VS comment on NICE AAA Guidelines
15 April 2020
NICE has now published the final version of the guidance document on the management of AAA in the UK. The Vascular Society endorses the recommendations and plans to work with NICE to implement them once normal practice resumes after the COVID-19 pandemic.
NICE has considered the implications of limited patient and clinician choice in the draft proposal and now gives autonomy to the individual doctor-patient relationship. The new document recognises that there may be some clinical situations when EVAR will be the optimum choice for patients under clearly defined circumstances. These now include (in addition to the hostile abdomen) other anatomical and physiological considerations. The final recommendations empower surgeons to guide their patients to make the best decision for them as an individual, having been fully informed of the pros and cons of all treatment options.
This guidance is now better aligned to recommendations recently published in Europe and the United States. Importantly, these recommendations strike a pragmatic balance between the most durable treatment of open surgery for those fit enough to benefit from it, but at the same time, allows for endovascular intervention (where appropriate) for those not suitable for open surgery. With the current knowledge about the poorer outcomes of EVAR in adverse anatomy, consideration of the quality of the proximal seal zone and device IFU will be important. It is envisaged that the vascular MDT will be the decision-making tool to implement the current guidelines and this will be monitored via the NVR. We are fortunate to be ahead of the game in this respect in vascular surgery.

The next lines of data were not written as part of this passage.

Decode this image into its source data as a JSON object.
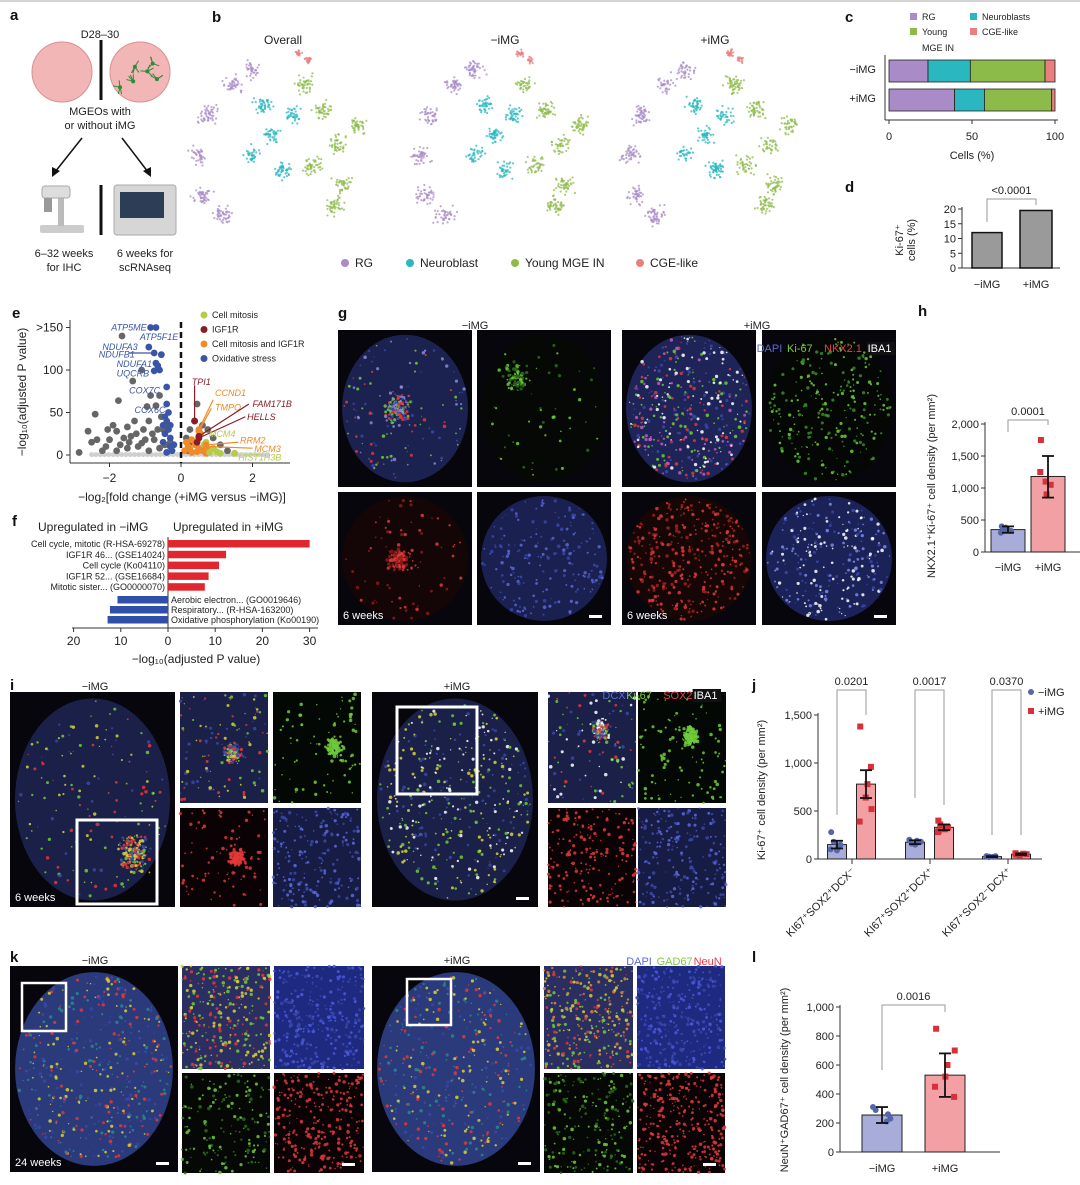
{
  "colors": {
    "rg": "#a98bc8",
    "neuroblast": "#2ab7c0",
    "young_mge": "#8dbb4a",
    "cge": "#e88080",
    "minus": "#5566aa",
    "plus": "#d8303a",
    "minus_fill": "#a8acd8",
    "plus_fill": "#f2a0a4",
    "gray_bar": "#9a9a9a",
    "oxidative": "#3a55a5",
    "mitosis": "#b5cc4a",
    "igf1r": "#8a1c25",
    "mitosis_igf1r": "#ef8a2a",
    "nonsig": "#666666"
  },
  "panel_a": {
    "letter": "a",
    "timepoint": "D28–30",
    "desc_1": "MGEOs with",
    "desc_2": "or without iMG",
    "left_1": "6–32 weeks",
    "left_2": "for IHC",
    "right_1": "6 weeks for",
    "right_2": "scRNAseq"
  },
  "panel_b": {
    "letter": "b",
    "titles": [
      "Overall",
      "−iMG",
      "+iMG"
    ],
    "legend": [
      {
        "label": "RG",
        "color_key": "rg"
      },
      {
        "label": "Neuroblast",
        "color_key": "neuroblast"
      },
      {
        "label": "Young MGE IN",
        "color_key": "young_mge"
      },
      {
        "label": "CGE-like",
        "color_key": "cge"
      }
    ]
  },
  "chart_data": [
    {
      "id": "c",
      "type": "bar",
      "orientation": "horizontal",
      "stacked": true,
      "letter": "c",
      "categories": [
        "−iMG",
        "+iMG"
      ],
      "series": [
        {
          "name": "RG",
          "values": [
            23.5,
            39.5
          ]
        },
        {
          "name": "Neuroblasts",
          "values": [
            25.5,
            18
          ]
        },
        {
          "name": "Young MGE IN",
          "values": [
            45,
            40.5
          ]
        },
        {
          "name": "CGE-like",
          "values": [
            6,
            2
          ]
        }
      ],
      "legend_labels": [
        "RG",
        "Neuroblasts",
        "Young",
        "MGE IN",
        "CGE-like"
      ],
      "xlabel": "Cells (%)",
      "xlim": [
        0,
        100
      ],
      "xticks": [
        "0",
        "50",
        "100"
      ]
    },
    {
      "id": "d",
      "type": "bar",
      "letter": "d",
      "categories": [
        "−iMG",
        "+iMG"
      ],
      "values": [
        12,
        19.5
      ],
      "ylabel_1": "Ki-67⁺",
      "ylabel_2": "cells (%)",
      "ylim": [
        0,
        20
      ],
      "yticks": [
        "0",
        "5",
        "10",
        "15",
        "20"
      ],
      "p_value": "<0.0001"
    },
    {
      "id": "e",
      "type": "scatter",
      "letter": "e",
      "xlabel": "−log₂[fold change (+iMG versus −iMG)]",
      "ylabel": "−log₁₀(adjusted P value)",
      "xlim": [
        -3,
        3
      ],
      "ylim": [
        0,
        155
      ],
      "xticks": [
        "−2",
        "0",
        "2"
      ],
      "yticks": [
        "0",
        "50",
        "100",
        ">150"
      ],
      "legend": [
        {
          "label": "Cell mitosis",
          "color_key": "mitosis"
        },
        {
          "label": "IGF1R",
          "color_key": "igf1r"
        },
        {
          "label": "Cell mitosis and IGF1R",
          "color_key": "mitosis_igf1r"
        },
        {
          "label": "Oxidative stress",
          "color_key": "oxidative"
        }
      ],
      "points": {
        "nonsig": [
          [
            -2.85,
            3
          ],
          [
            -2.6,
            28
          ],
          [
            -2.5,
            15
          ],
          [
            -2.4,
            48
          ],
          [
            -2.35,
            18
          ],
          [
            -2.1,
            10
          ],
          [
            -2.05,
            30
          ],
          [
            -1.9,
            35
          ],
          [
            -1.8,
            28
          ],
          [
            -1.75,
            64
          ],
          [
            -1.65,
            140
          ],
          [
            -1.6,
            20
          ],
          [
            -1.5,
            33
          ],
          [
            -1.45,
            15
          ],
          [
            -1.35,
            87
          ],
          [
            -1.3,
            40
          ],
          [
            -1.25,
            25
          ],
          [
            -1.1,
            100
          ],
          [
            -1.05,
            30
          ],
          [
            -1.0,
            18
          ],
          [
            -0.95,
            57
          ],
          [
            -0.9,
            40
          ],
          [
            -0.85,
            70
          ],
          [
            -0.8,
            25
          ],
          [
            -0.7,
            58
          ],
          [
            -0.6,
            70
          ],
          [
            -0.55,
            45
          ],
          [
            -0.5,
            30
          ],
          [
            -0.45,
            12
          ],
          [
            -0.4,
            35
          ],
          [
            -1.8,
            5
          ],
          [
            -1.5,
            8
          ],
          [
            -1.2,
            10
          ],
          [
            -0.9,
            5
          ],
          [
            -0.6,
            8
          ],
          [
            -0.3,
            15
          ],
          [
            -2.2,
            5
          ],
          [
            0.15,
            20
          ],
          [
            0.25,
            30
          ],
          [
            0.3,
            15
          ],
          [
            0.45,
            60
          ],
          [
            0.6,
            35
          ],
          [
            0.75,
            30
          ],
          [
            0.9,
            20
          ],
          [
            1.1,
            12
          ],
          [
            1.3,
            5
          ],
          [
            0.2,
            5
          ],
          [
            -1.4,
            22
          ],
          [
            -1.1,
            14
          ],
          [
            -0.75,
            18
          ],
          [
            -0.65,
            30
          ],
          [
            -2.0,
            18
          ],
          [
            -1.7,
            12
          ]
        ],
        "oxidative": [
          [
            -0.45,
            45
          ],
          [
            -0.4,
            40
          ],
          [
            -0.35,
            30
          ],
          [
            -0.3,
            20
          ],
          [
            -0.3,
            10
          ],
          [
            -0.25,
            5
          ],
          [
            -0.45,
            25
          ],
          [
            -0.5,
            15
          ],
          [
            -0.35,
            50
          ],
          [
            -0.4,
            3
          ],
          [
            -0.2,
            12
          ],
          [
            -0.6,
            100
          ],
          [
            -0.65,
            105
          ],
          [
            -0.55,
            118
          ],
          [
            -0.3,
            35
          ],
          [
            -0.5,
            35
          ]
        ],
        "mitosis_igf1r": [
          [
            0.1,
            5
          ],
          [
            0.2,
            10
          ],
          [
            0.3,
            3
          ],
          [
            0.4,
            12
          ],
          [
            0.5,
            8
          ],
          [
            0.6,
            5
          ],
          [
            0.7,
            2
          ],
          [
            0.3,
            18
          ],
          [
            0.15,
            15
          ],
          [
            0.55,
            25
          ],
          [
            0.8,
            6
          ],
          [
            0.25,
            7
          ],
          [
            0.45,
            4
          ]
        ],
        "mitosis": [
          [
            0.8,
            3
          ],
          [
            1.0,
            4
          ],
          [
            1.1,
            2
          ],
          [
            0.9,
            8
          ],
          [
            1.5,
            2
          ],
          [
            0.65,
            12
          ]
        ],
        "igf1r": [
          [
            0.5,
            20
          ],
          [
            0.38,
            40
          ],
          [
            0.45,
            15
          ]
        ]
      },
      "genes": [
        {
          "name": "ATP5ME",
          "x": -0.85,
          "y": 150,
          "group": "oxidative",
          "label_at": [
            -1.95,
            150
          ]
        },
        {
          "name": "ATP5F1E",
          "x": -0.7,
          "y": 150,
          "group": "oxidative",
          "label_at": [
            -1.15,
            139
          ]
        },
        {
          "name": "NDUFA3",
          "x": -0.9,
          "y": 127,
          "group": "oxidative",
          "label_at": [
            -2.2,
            127
          ]
        },
        {
          "name": "NDUFB1",
          "x": -0.75,
          "y": 120,
          "group": "oxidative",
          "label_at": [
            -2.3,
            118
          ],
          "arrow": true
        },
        {
          "name": "NDUFA1",
          "x": -0.7,
          "y": 108,
          "group": "oxidative",
          "label_at": [
            -1.8,
            107
          ]
        },
        {
          "name": "UQCRB",
          "x": -0.75,
          "y": 99,
          "group": "oxidative",
          "label_at": [
            -1.8,
            96
          ]
        },
        {
          "name": "COX7C",
          "x": -0.4,
          "y": 80,
          "group": "oxidative",
          "label_at": [
            -1.45,
            76
          ]
        },
        {
          "name": "COX6C",
          "x": -0.4,
          "y": 60,
          "group": "oxidative",
          "label_at": [
            -1.3,
            53
          ]
        },
        {
          "name": "TPI1",
          "x": 0.38,
          "y": 40,
          "group": "igf1r",
          "label_at": [
            0.3,
            86
          ],
          "arrow_to": [
            0.38,
            82
          ]
        },
        {
          "name": "CCND1",
          "x": 0.5,
          "y": 30,
          "group": "mitosis_igf1r",
          "label_at": [
            0.95,
            73
          ],
          "arrow_to": [
            0.9,
            65
          ]
        },
        {
          "name": "TMPO",
          "x": 0.5,
          "y": 28,
          "group": "mitosis_igf1r",
          "label_at": [
            0.95,
            56
          ],
          "arrow_to": [
            0.85,
            55
          ]
        },
        {
          "name": "FAM171B",
          "x": 0.5,
          "y": 22,
          "group": "igf1r",
          "label_at": [
            2.0,
            60
          ],
          "arrow_to": [
            1.9,
            60
          ]
        },
        {
          "name": "HELLS",
          "x": 0.5,
          "y": 20,
          "group": "igf1r",
          "label_at": [
            1.85,
            45
          ],
          "arrow_to": [
            1.8,
            45
          ]
        },
        {
          "name": "MCM4",
          "x": 0.7,
          "y": 15,
          "group": "mitosis",
          "label_at": [
            0.78,
            25
          ]
        },
        {
          "name": "RRM2",
          "x": 0.7,
          "y": 12,
          "group": "mitosis_igf1r",
          "label_at": [
            1.65,
            17
          ],
          "arrow_to": [
            1.6,
            15
          ]
        },
        {
          "name": "MCM3",
          "x": 0.7,
          "y": 10,
          "group": "mitosis_igf1r",
          "label_at": [
            2.05,
            7
          ],
          "arrow_to": [
            2.0,
            8
          ]
        },
        {
          "name": "HIST1H3B",
          "x": 1.5,
          "y": 2,
          "group": "mitosis",
          "label_at": [
            1.6,
            -3
          ]
        }
      ]
    },
    {
      "id": "f",
      "type": "bar",
      "orientation": "horizontal",
      "letter": "f",
      "header_left": "Upregulated in −iMG",
      "header_right": "Upregulated in +iMG",
      "xlabel": "−log₁₀(adjusted P value)",
      "xticks_left": [
        "20",
        "10"
      ],
      "xticks_right": [
        "0",
        "10",
        "20",
        "30"
      ],
      "up_plus": [
        {
          "label": "Cell cycle, mitotic (R-HSA-69278)",
          "value": 30
        },
        {
          "label": "IGF1R 46... (GSE14024)",
          "value": 12.3
        },
        {
          "label": "Cell cycle (Ko04110)",
          "value": 10.8
        },
        {
          "label": "IGF1R 52... (GSE16684)",
          "value": 8.6
        },
        {
          "label": "Mitotic sister... (GO0000070)",
          "value": 7.8
        }
      ],
      "up_minus": [
        {
          "label": "Aerobic electron... (GO0019646)",
          "value": 10.7
        },
        {
          "label": "Respiratory... (R-HSA-163200)",
          "value": 12.3
        },
        {
          "label": "Oxidative phosphorylation (Ko00190)",
          "value": 12.8
        }
      ]
    },
    {
      "id": "h",
      "type": "bar",
      "letter": "h",
      "categories": [
        "−iMG",
        "+iMG"
      ],
      "values": [
        350,
        1180
      ],
      "error": [
        [
          300,
          400
        ],
        [
          850,
          1500
        ]
      ],
      "points": [
        [
          300,
          330,
          360,
          400,
          380,
          340
        ],
        [
          1750,
          1250,
          1100,
          1050,
          900
        ]
      ],
      "ylabel": "NKX2.1⁺Ki-67⁺ cell density (per mm²)",
      "ylim": [
        0,
        2000
      ],
      "yticks": [
        "0",
        "500",
        "1,000",
        "1,500",
        "2,000"
      ],
      "p_value": "0.0001"
    },
    {
      "id": "j",
      "type": "bar",
      "letter": "j",
      "categories": [
        "KI67⁺SOX2⁺DCX⁻",
        "KI67⁺SOX2⁺DCX⁺",
        "KI67⁺SOX2⁻DCX⁺"
      ],
      "series": [
        {
          "name": "−iMG",
          "values": [
            150,
            175,
            25
          ],
          "error": [
            [
              110,
              190
            ],
            [
              155,
              195
            ],
            [
              20,
              30
            ]
          ],
          "points": [
            [
              280,
              180,
              150,
              120,
              100,
              90
            ],
            [
              200,
              190,
              180,
              170,
              160,
              150
            ],
            [
              30,
              25,
              20,
              30,
              22
            ]
          ]
        },
        {
          "name": "+iMG",
          "values": [
            780,
            330,
            50
          ],
          "error": [
            [
              635,
              925
            ],
            [
              300,
              360
            ],
            [
              42,
              58
            ]
          ],
          "points": [
            [
              1380,
              960,
              780,
              640,
              520,
              390
            ],
            [
              400,
              360,
              330,
              310,
              290,
              280
            ],
            [
              60,
              50,
              45,
              55,
              40
            ]
          ]
        }
      ],
      "ylabel": "Ki-67⁺ cell density (per mm²)",
      "ylim": [
        0,
        1500
      ],
      "yticks": [
        "0",
        "500",
        "1,000",
        "1,500"
      ],
      "p_values": [
        "0.0201",
        "0.0017",
        "0.0370"
      ]
    },
    {
      "id": "l",
      "type": "bar",
      "letter": "l",
      "categories": [
        "−iMG",
        "+iMG"
      ],
      "values": [
        255,
        530
      ],
      "error": [
        [
          200,
          310
        ],
        [
          380,
          680
        ]
      ],
      "points": [
        [
          310,
          290,
          260,
          230,
          210
        ],
        [
          850,
          700,
          600,
          520,
          450,
          380
        ]
      ],
      "ylabel": "NeuN⁺GAD67⁺ cell density (per mm²)",
      "ylim": [
        0,
        1000
      ],
      "yticks": [
        "0",
        "200",
        "400",
        "600",
        "800",
        "1,000"
      ],
      "p_value": "0.0016"
    }
  ],
  "panel_g": {
    "letter": "g",
    "minus": "−iMG",
    "plus": "+iMG",
    "channels": [
      {
        "label": "DAPI",
        "color": "#5a6ad8"
      },
      {
        "label": "Ki-67",
        "color": "#7ccc3a"
      },
      {
        "label": "NKX2.1",
        "color": "#e8404a"
      },
      {
        "label": "IBA1",
        "color": "#ffffff"
      }
    ],
    "timepoint": "6 weeks"
  },
  "panel_i": {
    "letter": "i",
    "minus": "−iMG",
    "plus": "+iMG",
    "channels": [
      {
        "label": "DCX",
        "color": "#5a6ad8"
      },
      {
        "label": "Ki-67",
        "color": "#7ccc3a"
      },
      {
        "label": "SOX2",
        "color": "#e8404a"
      },
      {
        "label": "IBA1",
        "color": "#ffffff"
      }
    ],
    "timepoint": "6 weeks"
  },
  "panel_k": {
    "letter": "k",
    "minus": "−iMG",
    "plus": "+iMG",
    "channels": [
      {
        "label": "DAPI",
        "color": "#5a6ad8"
      },
      {
        "label": "GAD67",
        "color": "#7ccc3a"
      },
      {
        "label": "NeuN",
        "color": "#e8404a"
      }
    ],
    "timepoint": "24 weeks"
  }
}
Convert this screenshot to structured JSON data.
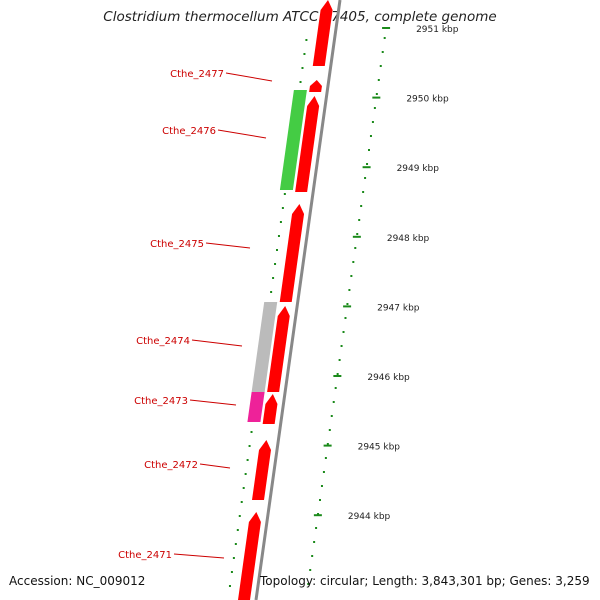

For cases outside of standard IFU, younger and fitter patients should be considered for open surgery and we feel there should not be a ‘knee-jerk’ move to custom devices without careful consideration of life expectancy and potential patient benefit. However, custom EVAR is acknowledged as being a vital option in some cases and is now accepted under certain conditions of scrutiny. The VS encourages members to enrol such patients in the UK Compass study in addition to the NVR. Prospective monitoring of the short and long-term outcomes of such devices is vital and we endorse the recommendation by NICE in this respect.
Vascular surgeons want the best outcome for their patients, and patients want the most durable repair by the least invasive intervention. Whilst accepting there may be a partial return to open surgery in some cases (which has already been witnessed from the NVR), we believe the ability to continue with both standard and custom EVAR is also crucial in furthering research and development into better endovascular devices for the future.